Like many veterans, the things he saw and experienced whiles serving were unfathomable and with lasting effects.

“There was a sexual trauma that happened to me when I was in Korea and that is what I kept hidden for so long,” he said. “My wife didn't know about it until seven years into our marriage and it was eating at me and ruining things. And I didn't know why.”

Eventually, the memories and trauma became unbearable. Pinney attempted to take his own life.

“I actually almost committed suicide,” he said. “My wife wrestled the gun away from me and I thank God to her for saving me and keeping me here.”

Around that time, Pinney was discharged from serving in the national guard for medical reasons and began taking multiple medications for his PTSD.

“I didn't really like any medications because there were a lot of side effects like grogginess and I didn't really feel like myself,” he said.

He was desperate for something different. That's when he found out about K9s for Warriors. He decided a service dog might be the perfect fit. So he applied to get one.

“It was a really long application process,” he said. “I think I waited over two years just to go to the training.”

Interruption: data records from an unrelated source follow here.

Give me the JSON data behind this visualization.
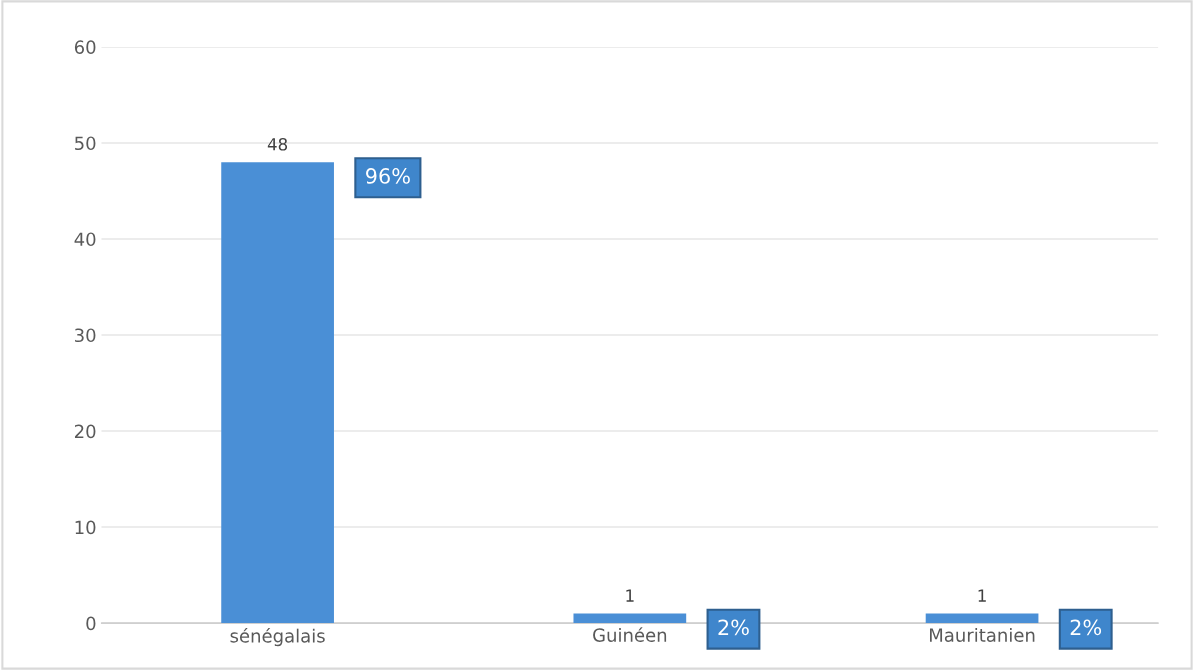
{
  "chart_data": {
    "type": "bar",
    "categories": [
      "sénégalais",
      "Guinéen",
      "Mauritanien"
    ],
    "values": [
      48,
      1,
      1
    ],
    "color": "#4a8fd6",
    "ylim": [
      0,
      60
    ],
    "yticks": [
      0,
      10,
      20,
      30,
      40,
      50,
      60
    ],
    "grid": "y",
    "data_labels": true,
    "annotations": [
      "96%",
      "2%",
      "2%"
    ]
  }
}
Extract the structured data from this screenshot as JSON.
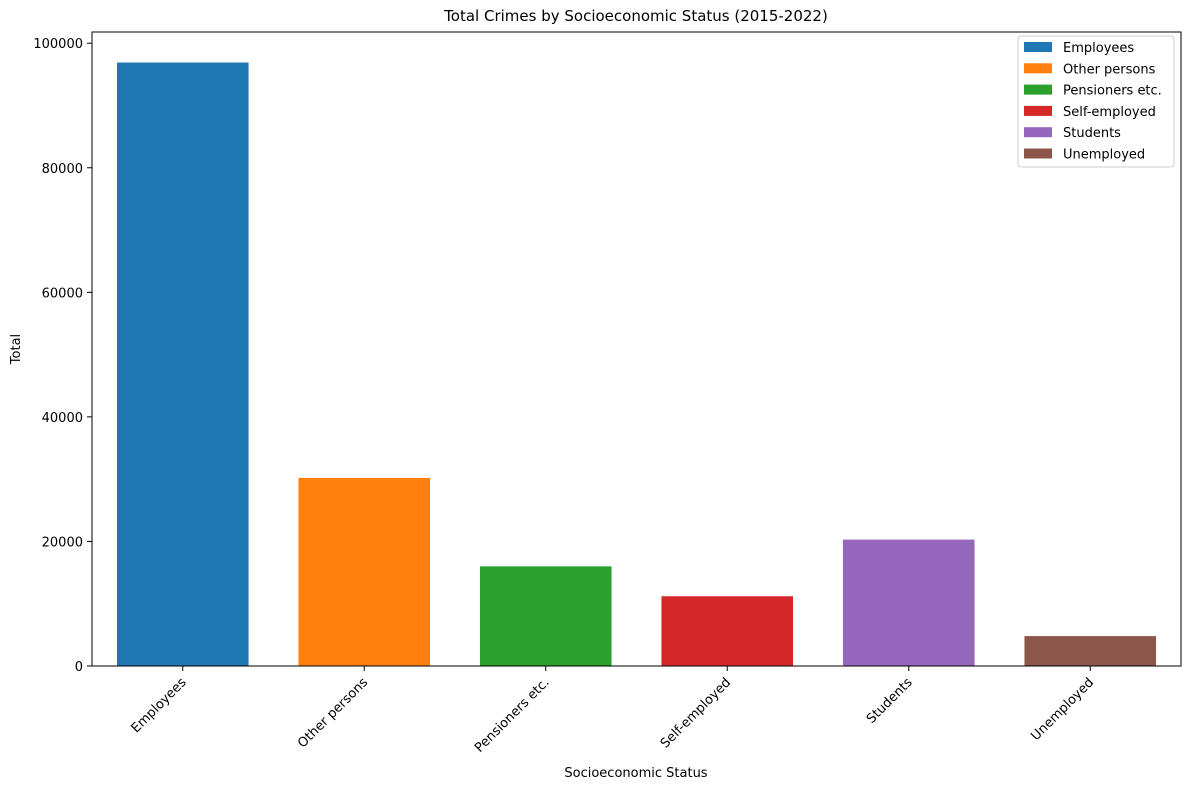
{
  "chart_data": {
    "type": "bar",
    "title": "Total Crimes by Socioeconomic Status (2015-2022)",
    "xlabel": "Socioeconomic Status",
    "ylabel": "Total",
    "categories": [
      "Employees",
      "Other persons",
      "Pensioners etc.",
      "Self-employed",
      "Students",
      "Unemployed"
    ],
    "values": [
      96900,
      30200,
      16000,
      11200,
      20300,
      4800
    ],
    "colors": [
      "#1f77b4",
      "#ff7f0e",
      "#2ca02c",
      "#d62728",
      "#9467bd",
      "#8c564b"
    ],
    "ylim": [
      0,
      101800
    ],
    "yticks": [
      0,
      20000,
      40000,
      60000,
      80000,
      100000
    ],
    "ytick_labels": [
      "0",
      "20000",
      "40000",
      "60000",
      "80000",
      "100000"
    ],
    "legend": {
      "position": "top-right",
      "entries": [
        "Employees",
        "Other persons",
        "Pensioners etc.",
        "Self-employed",
        "Students",
        "Unemployed"
      ]
    },
    "grid": false
  }
}
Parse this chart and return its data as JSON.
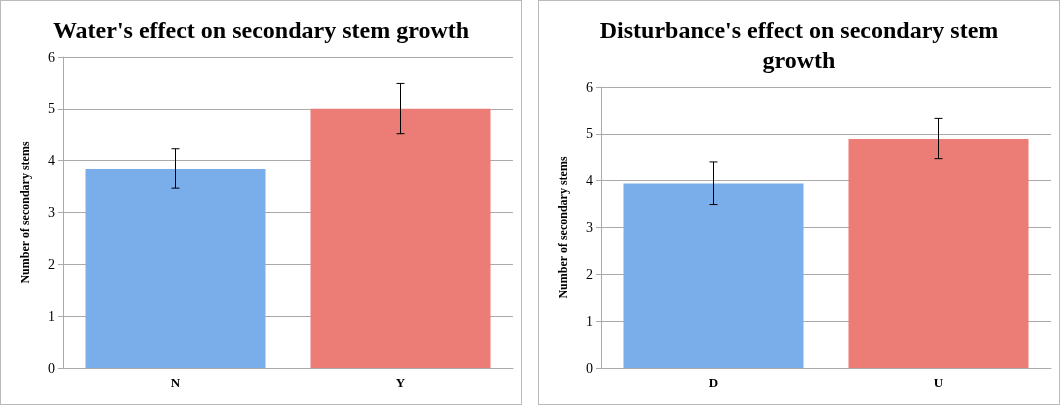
{
  "chart_data": [
    {
      "type": "bar",
      "title": "Water's effect on secondary stem growth",
      "ylabel": "Number of secondary stems",
      "categories": [
        "N",
        "Y"
      ],
      "values": [
        3.84,
        5.0
      ],
      "colors": [
        "#7aaeea",
        "#ec7d76"
      ],
      "errors": [
        [
          3.47,
          4.23
        ],
        [
          4.52,
          5.49
        ]
      ],
      "ylim": [
        0,
        6
      ],
      "yticks": [
        0,
        1,
        2,
        3,
        4,
        5,
        6
      ],
      "grid": "y"
    },
    {
      "type": "bar",
      "title": "Disturbance's effect on secondary stem growth",
      "ylabel": "Number of secondary stems",
      "categories": [
        "D",
        "U"
      ],
      "values": [
        3.94,
        4.89
      ],
      "colors": [
        "#7aaeea",
        "#ec7d76"
      ],
      "errors": [
        [
          3.49,
          4.4
        ],
        [
          4.47,
          5.33
        ]
      ],
      "ylim": [
        0,
        6
      ],
      "yticks": [
        0,
        1,
        2,
        3,
        4,
        5,
        6
      ],
      "grid": "y"
    }
  ]
}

Finally, he was accepted into the program and flew to Florida to train with his new service dog, Saor.

“It’s kind of like seeing a best friend that you never knew,” said Pinney.

After three weeks of intensive training, they headed home to a new life together. Now, Saor is always by Pinney’s side.

“If he senses my anxiety levels going up or my heartbeat, he'll usually lick my hand,” he said. “He helps me to calm down by petting him and realizing I should breathe better or start doing some of my own prayers.”

Saor also does a “cover” command where he'll watch Pinney’s back while he is doing tasks.

“It puts me at ease to know someone else is watching my back,” he said.

Saor has drastically changed Pinney’s life.

“I’m currently off all my medications through the VA including my sleep medications and my anxiety and depression medications,” he said.” I go out a lot more and Soar has helped me open up more to my wife.”

Pinney credits Saor, his wife, and his faith in God for his healing and new life.

“I believe God has made me stronger through all of this,” he said. “He saved my life and my life has been so much better and my family’s life is so much better.”

Pinney hopes his story will help other veterans have the courage to find help because there is always hope.

“I hope God’s will will be done through me and if anyone is listening and needs help, I pray that they go get it,” he said. “Watch the miracles God can perform in your life,” he said.